In total, there are more than 20 documents in the series, with several more still in development. This framework applies to public and private organizations of all sizes. According to the ISO website, “ISO standard recommends for information security management for use by initiating, implementing, or maintaining security in your organization. Its target is to provide a common basis for developing security standards and best security management practice”.

Threats, Vulnerabilities, and Exploits

The following sections explain threats, vulnerabilities, and exploits.

What Is a Threat?

A threat is any possible danger to an asset. If any vulnerability is there but has not yet been exploited or, more importantly, not yet publicly known, the threat is latent and not still realized. If someone is performing an attack against your system and successfully access something or compromise your security against an asset, the threat is realized. The entity exploiting the vulnerability is known as the malicious actor and the route used by this actor to carry out the attack is known as the threat agent or threat vector.

What Is a Vulnerability?

A vulnerability is a weakness in the design, implementation, software, or code of the system or in the lack of a mechanism. A specific vulnerability can manifest itself as anything from weakness from system design to implementation of an operating procedure. The correct implementation and security countermeasures could mitigate a vulnerability and reduce the risk of exploitation. Vulnerabilities and weaknesses are common, mainly because there is no perfect software or existing code. Some vulnerabilities have limited impact and are easily mitigated; Nevertheless, many have broader implications.

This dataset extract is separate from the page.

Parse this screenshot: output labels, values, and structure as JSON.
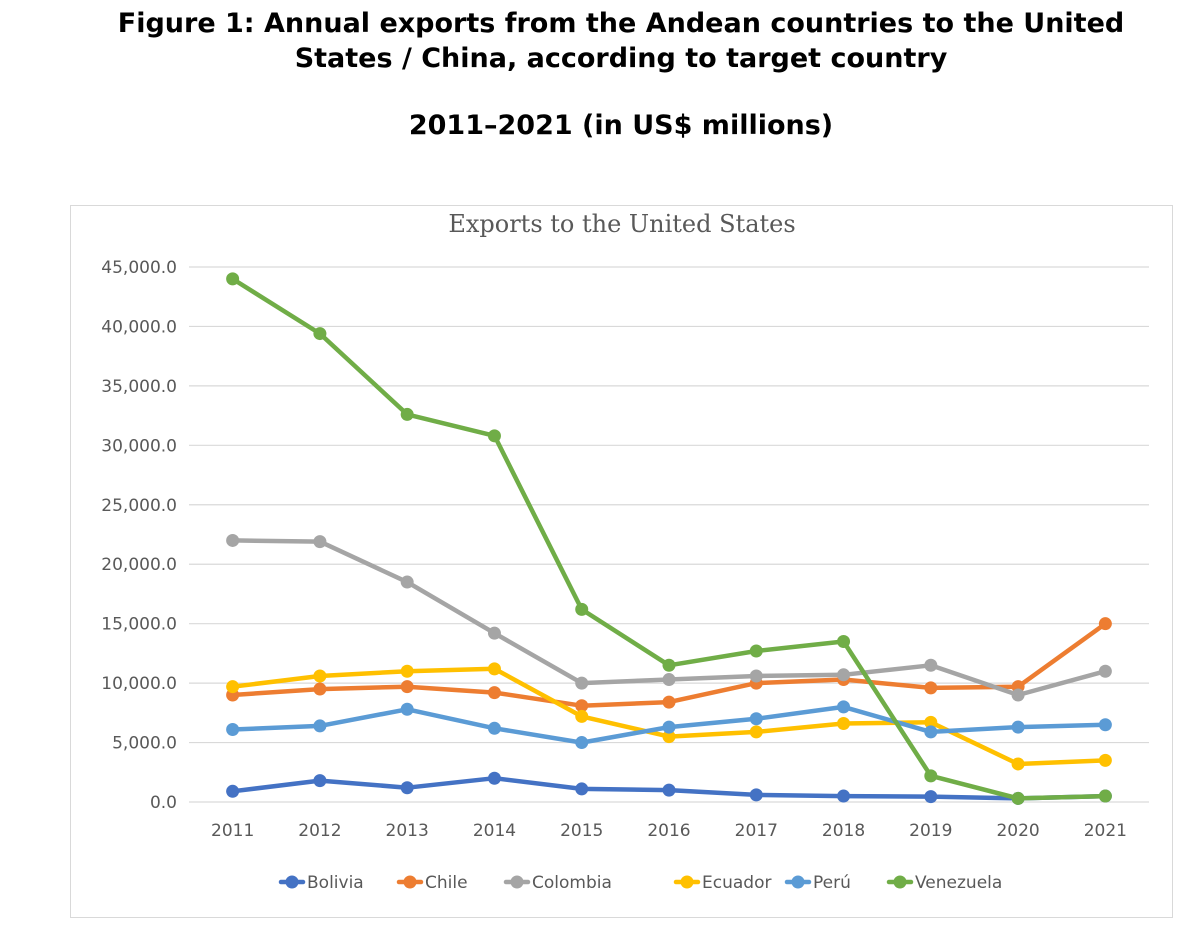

Vulnerabilities can be found in each of the following:

Applications: The software and applications come with many functionalities. Applications can be configured for usability rather than security. Applications can be in need of an update that may or may not be available. Attackers targeting applications have an environment rich in objectives to examine. Think of all applications running on your home or work computer.

Operating systems: The operating system software is installed on workstations and servers. Attackers search for vulnerabilities in operating systems that have not been updated with the latest security patches.

Hardware: Vulnerabilities can be found in hardware as well. Mitigation of a hardware vulnerability might require microcode the patches. Examples of known hardware vulnerabilities are Spectre and Meltdown. These vulnerabilities take benefit of a feature called speculative execution which is most common to modern processor architectures.

Misconfiguration: The configuration for the device or software may be misconfigured or may have deployment in an insecure state. This could be unwanted open ports, vulnerable services, or misconfigured network devices.

Shrinkwrap software: This is an application that runs on a workstation or server. When installed on a device, it can have lots of functionality or sample scripts or code available.

Common Vulnerabilities and Exposures (CVE)

Security researchers and vulnerability coordination centers typically assign vulnerabilities an identifier that is disclosed to the public. This is known as the Common Vulnerabilities and Exposures (CVE) identifier. CVE is an industry-wide standard.

 

What is an Exploit?

An exploit refers to a piece of software, a tool, a technique, or a process that exploits a vulnerability that leads to access, escalation of privileges, loss of integrity, or denial of service on a computer system. Exploits are dangerous because all software has vulnerabilities. Hackers and perpetrators know vulnerabilities exist and seek to exploit them. Although most organizations try to find and fix vulnerabilities, some organizations lack sufficient funding, processes, policies, and design practices to ensure their networks. Sometimes no one may know that the vulnerability exists and is exploited. That is known as a zero-day exploit. Even when you know there is a problem, you are burdened by the fact that there is a window between when a vulnerability is revealed and when a patch is ready to protect against the exploit.